Whether it be designing products and creative content or software engineering, artificial intelligence is steadily changing how we engineer and interact with technology. But although AI can speed up the development process, the real price of the measure lies in trusting its output, particularly when dealing with safety-critical applications. How can AI-generated software be ensured to be correct, secure, and efficient within real-world parameters?
Bosch Research recognizes the immense promise of the generation-and-execution approach in driving innovation and practical impact. This synthesis combines generative AI to suggest solutions and systematic checks to enforce correctness, safety, and performance. Balancing AI creativity occurs with a touch of strictness-a balance that lands well upon software engineering.
How Generate-and-Check Works
Think of solving a crossword puzzle: you may try out different words, but each suggestion is validated against the length of the clue and the letters already in place. Similarly, in software engineering, AI can generate new code or refactor existing code, while automated checks verify compliance with rules and desired outcomes.
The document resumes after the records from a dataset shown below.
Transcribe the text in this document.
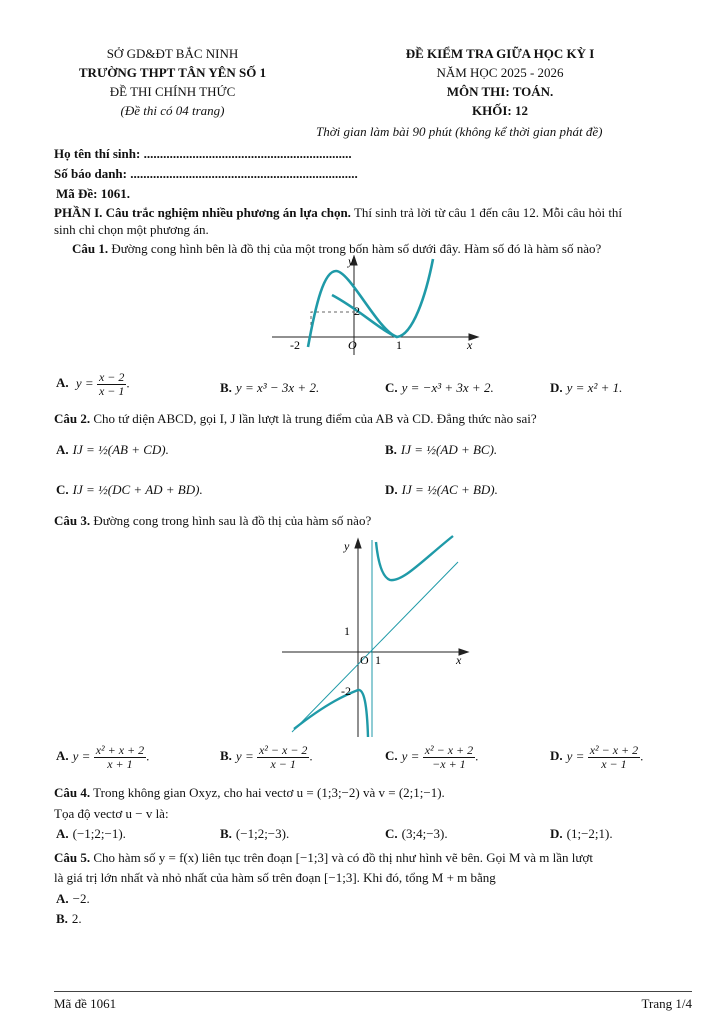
SỞ GD&ĐT BẮC NINH
TRƯỜNG THPT TÂN YÊN SỐ 1
ĐỀ THI CHÍNH THỨC
(Đề thi có 04 trang)
ĐỀ KIỂM TRA GIỮA HỌC KỲ I
NĂM HỌC 2025 - 2026
MÔN THI: TOÁN.
KHỐI: 12
Thời gian làm bài 90 phút (không kể thời gian phát đề)
Họ tên thí sinh: ................................................................
Số báo danh: ......................................................................
Mã Đề: 1061.
PHẦN I. Câu trắc nghiệm nhiều phương án lựa chọn. Thí sinh trả lời từ câu 1 đến câu 12. Mỗi câu hỏi thí
sinh chỉ chọn một phương án.
Câu 1. Đường cong hình bên là đồ thị của một trong bốn hàm số dưới đây. Hàm số đó là hàm số nào?
y
x
2
-2	O	1
A. $y = \frac{x - 2}{x - 1}$ .	B. y = x³ − 3x + 2.	C. y = −x³ + 3x + 2.	D. y = x² + 1.
Câu 2. Cho tứ diện ABCD, gọi I, J lần lượt là trung điểm của AB và CD. Đẳng thức nào sai?
A. IJ = ½(AB + CD).	B. IJ = ½(AD + BC).
C. IJ = ½(DC + AD + BD).	D. IJ = ½(AC + BD).
Câu 3. Đường cong trong hình sau là đồ thị của hàm số nào?
y
x
1
O 1
-2
A. $y = \frac{\text{x² + x + 2}}{x + 1}$ .	B. $y = \frac{\text{x² − x − 2}}{x - 1}$ .	C. $y = \frac{\text{x² − x + 2}}{-x + 1}$ .	D. $y = \frac{\text{x² − x + 2}}{x - 1}$ .
Câu 4. Trong không gian Oxyz, cho hai vectơ u = (1;3;−2) và v = (2;1;−1).
Tọa độ vectơ u − v là:
A. (−1;2;−1).	B. (−1;2;−3).	C. (3;4;−3).	D. (1;−2;1).
Câu 5. Cho hàm số y = f(x) liên tục trên đoạn [−1;3] và có đồ thị như hình vẽ bên. Gọi M và m lần lượt
là giá trị lớn nhất và nhỏ nhất của hàm số trên đoạn [−1;3]. Khi đó, tổng M + m bằng
A. −2.
B. 2.
Mã đề 1061	Trang 1/4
Those rules can be either very simple like the coding style enforcement or highly advanced, like formal verification of software properties. From this perspective, rather than verifying every possible system state, safety, correctness, and adherence to requirements are ensured by verifying AI proposals.
Less error-prone AI assistance, and much less reliance on human supervision all the time.
Use Case 1: Smarter Code Refactoring
Refactoring is a perfect application for generate-and-check. The AI proposes improvements, e.g., migrating to more efficient frameworks, while automated checks verify the equivalence of the new version with the old code.
This approach is somewhat different from the traditional ones based mostly on unit tests as it guarantees behavioral invariance, i.e., that the refactored code behaves exactly the same but better in terms of maintainability or efficiency. Tools developed at Bosch Research allow you to profile this too, to make sure that performance has stayed the same or improved after the changes have been made.
Use Case 2: Reliable Software Translation
On the other hand, software translation remains an area where AI excels but demands human monitoring. The idea of translating legacy code into a safer or new-age language seems nice, but oftentimes traditional transpilers would fail in preserving the idiomatic essence of the target environment.
Yet with generate-and-check, AIs can translate idiomatically while automated tools check for functional correctness, safety, security, and performance. This finally offers a chance to modernize codebases in great bulk without stealthily inserting vulnerabilities.
Embedding into the Developer Workflow
AI becomes valuable for developers if their tools support integration with existing toolchains. Generate-and-check would appear in various forms:
IDE plugins for quick, low-latency assistance during coding.
Background workflows for longer tasks, such as legacy migration, where AI proposals can be rolled out as pull requests. Each PR can provide evidence, such as performance metrics or validation checks, preserving developers’ agency albeit under automated rigor.
This guarantees that AI will continue to be an aid rather than a substitute, offering reliable recommendations while developers make the ultimate choices.
Looking Forward:
The generate-and-check paradigm is a mentality shift for trustworthy AI in software engineering, not merely a technical approach. AI offers safer, better, and more efficient software development by combining its generating capacity with reliable verification.
(This article has been adapted and modified from content on Bosch.)